The dispute centers on land that has been owned by the town of Oka since 1947. The Indians have always maintained it is still theirs, and their Kahnesetake settlement surrounds it. Oka, 18 miles west of Montreal, leased the land to the operators of a private nine-hole golf course, who plan to cut down the pine forest that covers it and expand the course to 18 holes.

In a show of support for the Indians, armed Mohawks from the Kahnawake reserve south of Montreal set up car and truck roadblocks on two main highways leading to the Mercier Bridge, blocking thousands of residents on the south shore of the St. Lawrence River from getting to their jobs in Montreal.

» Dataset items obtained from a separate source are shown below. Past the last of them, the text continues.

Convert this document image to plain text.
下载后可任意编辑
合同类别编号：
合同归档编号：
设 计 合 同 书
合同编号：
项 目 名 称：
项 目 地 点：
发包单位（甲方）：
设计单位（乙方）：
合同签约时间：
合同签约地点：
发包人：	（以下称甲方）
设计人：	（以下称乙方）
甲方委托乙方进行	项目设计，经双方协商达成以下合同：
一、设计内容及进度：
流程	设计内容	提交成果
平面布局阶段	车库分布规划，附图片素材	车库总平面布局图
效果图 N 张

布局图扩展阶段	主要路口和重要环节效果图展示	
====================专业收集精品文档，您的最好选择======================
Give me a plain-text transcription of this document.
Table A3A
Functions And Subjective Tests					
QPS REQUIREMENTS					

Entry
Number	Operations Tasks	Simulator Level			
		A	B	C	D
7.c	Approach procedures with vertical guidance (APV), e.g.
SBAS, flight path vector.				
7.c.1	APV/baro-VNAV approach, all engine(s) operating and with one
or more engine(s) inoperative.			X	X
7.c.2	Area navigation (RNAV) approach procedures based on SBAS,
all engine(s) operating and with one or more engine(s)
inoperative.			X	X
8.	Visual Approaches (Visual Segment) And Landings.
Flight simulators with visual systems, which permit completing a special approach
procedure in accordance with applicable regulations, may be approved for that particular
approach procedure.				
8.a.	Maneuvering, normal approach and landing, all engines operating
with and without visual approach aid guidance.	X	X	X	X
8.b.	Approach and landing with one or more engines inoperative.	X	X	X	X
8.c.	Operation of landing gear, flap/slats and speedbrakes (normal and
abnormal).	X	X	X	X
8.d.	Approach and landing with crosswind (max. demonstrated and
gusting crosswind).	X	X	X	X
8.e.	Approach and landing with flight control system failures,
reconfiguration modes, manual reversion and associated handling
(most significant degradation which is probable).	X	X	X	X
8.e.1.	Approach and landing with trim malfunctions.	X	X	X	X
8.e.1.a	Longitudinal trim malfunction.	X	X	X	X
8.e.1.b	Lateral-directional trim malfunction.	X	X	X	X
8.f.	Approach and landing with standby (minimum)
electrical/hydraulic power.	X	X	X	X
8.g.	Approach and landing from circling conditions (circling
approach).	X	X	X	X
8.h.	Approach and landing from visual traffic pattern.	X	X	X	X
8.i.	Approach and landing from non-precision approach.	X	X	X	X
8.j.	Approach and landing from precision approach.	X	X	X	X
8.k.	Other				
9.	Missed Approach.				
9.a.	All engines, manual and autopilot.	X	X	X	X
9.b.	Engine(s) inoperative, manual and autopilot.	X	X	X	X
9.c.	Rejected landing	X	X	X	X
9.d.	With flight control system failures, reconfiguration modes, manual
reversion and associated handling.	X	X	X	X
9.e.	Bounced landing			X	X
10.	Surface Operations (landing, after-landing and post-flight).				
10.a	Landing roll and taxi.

Other Mohawk settlements on or near the U.S.-Canadian border have had similar confrontations with authorities in recent months.

"It always seems the Indian people, wherever they are, are forced into these positions," said Darryl Martin, a spokesman for the Mohawks in the Ganienkeh Mohawk encampment in northern New York. Ganienkeh was the scene of an 11-day armed standoff this spring after a National Guard helicopter was shot down over Indian land.

In May, police were called to the St. Regis Indian Reservation on the New York-Canadian border after an intra-tribal war over the presence of gambling casinos on the reservation resulted in two shooting deaths. Police peace-keeping units are still stationed on the reservation.